The keeper's job is to find the balance between giving the guns some sporting birds, but making them possible to hit. A pheasant can only fly in short bursts but can travel upwards of 30mph. With a good wind behind them, it can be a challenging target. The keeper can limit the guns 'window' for taking a shot by flying the pheasants over trees, or into a valley where the birds dip down as they fly. It's pretty good sport then. It's also why I can't take a decent picture of a pheasant flying over the guns - it simply looks like a speck in the sky. See?


Each gun wants to go home remembering that one impossibly high pheasant that they swung onto and killed stone dead in flight. The bird will gain 10 feet in altitude each time the story is re-told! There's a lot of precision and timing required by the keeper to show a good bird, and by the gun to hit it.

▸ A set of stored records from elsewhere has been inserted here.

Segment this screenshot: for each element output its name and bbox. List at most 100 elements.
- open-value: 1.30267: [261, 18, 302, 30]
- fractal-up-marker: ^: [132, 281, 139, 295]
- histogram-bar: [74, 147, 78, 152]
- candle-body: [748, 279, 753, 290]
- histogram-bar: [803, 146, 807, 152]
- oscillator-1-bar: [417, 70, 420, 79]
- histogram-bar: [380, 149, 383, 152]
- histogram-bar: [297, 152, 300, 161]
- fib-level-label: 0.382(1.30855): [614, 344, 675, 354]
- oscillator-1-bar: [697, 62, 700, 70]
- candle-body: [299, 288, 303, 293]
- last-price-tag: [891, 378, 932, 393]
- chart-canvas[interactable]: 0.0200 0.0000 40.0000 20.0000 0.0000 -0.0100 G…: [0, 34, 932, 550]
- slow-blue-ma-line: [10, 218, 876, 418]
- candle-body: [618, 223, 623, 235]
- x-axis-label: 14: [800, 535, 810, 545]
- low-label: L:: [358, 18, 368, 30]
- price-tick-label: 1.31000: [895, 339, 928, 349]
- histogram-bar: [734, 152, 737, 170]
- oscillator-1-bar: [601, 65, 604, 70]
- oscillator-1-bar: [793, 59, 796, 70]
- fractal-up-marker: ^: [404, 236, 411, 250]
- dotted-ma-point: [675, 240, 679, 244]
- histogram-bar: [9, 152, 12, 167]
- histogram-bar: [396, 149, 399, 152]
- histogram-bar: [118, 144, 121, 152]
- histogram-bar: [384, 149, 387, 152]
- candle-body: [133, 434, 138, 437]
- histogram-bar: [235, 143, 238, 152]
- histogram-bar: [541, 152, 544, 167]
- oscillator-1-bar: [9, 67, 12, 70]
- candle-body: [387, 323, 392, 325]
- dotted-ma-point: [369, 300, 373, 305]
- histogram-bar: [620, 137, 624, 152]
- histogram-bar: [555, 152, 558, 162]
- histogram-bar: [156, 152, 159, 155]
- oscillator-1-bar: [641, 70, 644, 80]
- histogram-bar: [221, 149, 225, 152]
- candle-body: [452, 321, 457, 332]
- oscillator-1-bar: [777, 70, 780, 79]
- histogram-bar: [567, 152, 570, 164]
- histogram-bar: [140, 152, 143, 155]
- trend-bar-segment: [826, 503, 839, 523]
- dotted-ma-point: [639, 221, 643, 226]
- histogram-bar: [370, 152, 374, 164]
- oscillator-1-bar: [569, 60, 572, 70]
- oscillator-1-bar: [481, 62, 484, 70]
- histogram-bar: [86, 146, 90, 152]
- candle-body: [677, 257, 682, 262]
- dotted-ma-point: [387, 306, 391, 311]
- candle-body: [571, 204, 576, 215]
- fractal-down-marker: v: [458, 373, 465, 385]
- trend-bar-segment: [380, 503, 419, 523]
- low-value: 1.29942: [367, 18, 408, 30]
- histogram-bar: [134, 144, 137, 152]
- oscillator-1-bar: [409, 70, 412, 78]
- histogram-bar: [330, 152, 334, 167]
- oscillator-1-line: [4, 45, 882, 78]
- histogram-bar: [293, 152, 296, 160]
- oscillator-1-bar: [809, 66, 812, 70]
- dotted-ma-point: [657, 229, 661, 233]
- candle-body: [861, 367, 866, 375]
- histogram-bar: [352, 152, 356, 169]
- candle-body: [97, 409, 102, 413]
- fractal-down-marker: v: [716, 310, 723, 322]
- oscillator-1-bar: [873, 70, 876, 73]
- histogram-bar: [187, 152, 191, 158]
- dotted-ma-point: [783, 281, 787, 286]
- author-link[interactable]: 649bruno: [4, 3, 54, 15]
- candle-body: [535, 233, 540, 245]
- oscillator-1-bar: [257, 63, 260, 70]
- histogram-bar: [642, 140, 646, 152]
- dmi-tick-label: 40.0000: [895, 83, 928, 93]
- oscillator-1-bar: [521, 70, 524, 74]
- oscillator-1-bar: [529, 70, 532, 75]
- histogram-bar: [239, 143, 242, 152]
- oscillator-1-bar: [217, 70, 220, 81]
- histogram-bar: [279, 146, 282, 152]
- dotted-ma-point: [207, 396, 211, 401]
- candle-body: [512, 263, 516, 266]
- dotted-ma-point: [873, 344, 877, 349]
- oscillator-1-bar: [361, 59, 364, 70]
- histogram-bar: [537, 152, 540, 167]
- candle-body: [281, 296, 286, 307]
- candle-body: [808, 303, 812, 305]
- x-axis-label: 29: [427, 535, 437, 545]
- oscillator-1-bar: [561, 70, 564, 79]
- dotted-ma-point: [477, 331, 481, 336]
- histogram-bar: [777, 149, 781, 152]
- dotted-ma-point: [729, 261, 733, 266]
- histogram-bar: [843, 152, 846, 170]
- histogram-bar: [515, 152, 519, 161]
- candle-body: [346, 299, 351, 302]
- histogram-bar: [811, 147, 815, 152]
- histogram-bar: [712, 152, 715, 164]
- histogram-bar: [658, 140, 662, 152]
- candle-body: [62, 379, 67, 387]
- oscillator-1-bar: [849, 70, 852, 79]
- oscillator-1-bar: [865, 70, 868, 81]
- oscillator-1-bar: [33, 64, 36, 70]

And by the dogs to retrieve it!


Pip and Hazel came out in the afternoon for a little practice. I hope they will be a team. So far it's going well and they work well together. You know, I never realised that dogs close their eyes when they drink, until I started taking pictures of them.

1 comment:

Colette said...

Blimey!! How on earth can you get your head around that!!

Now my head hurts. Off to chat to old folk for the night!!!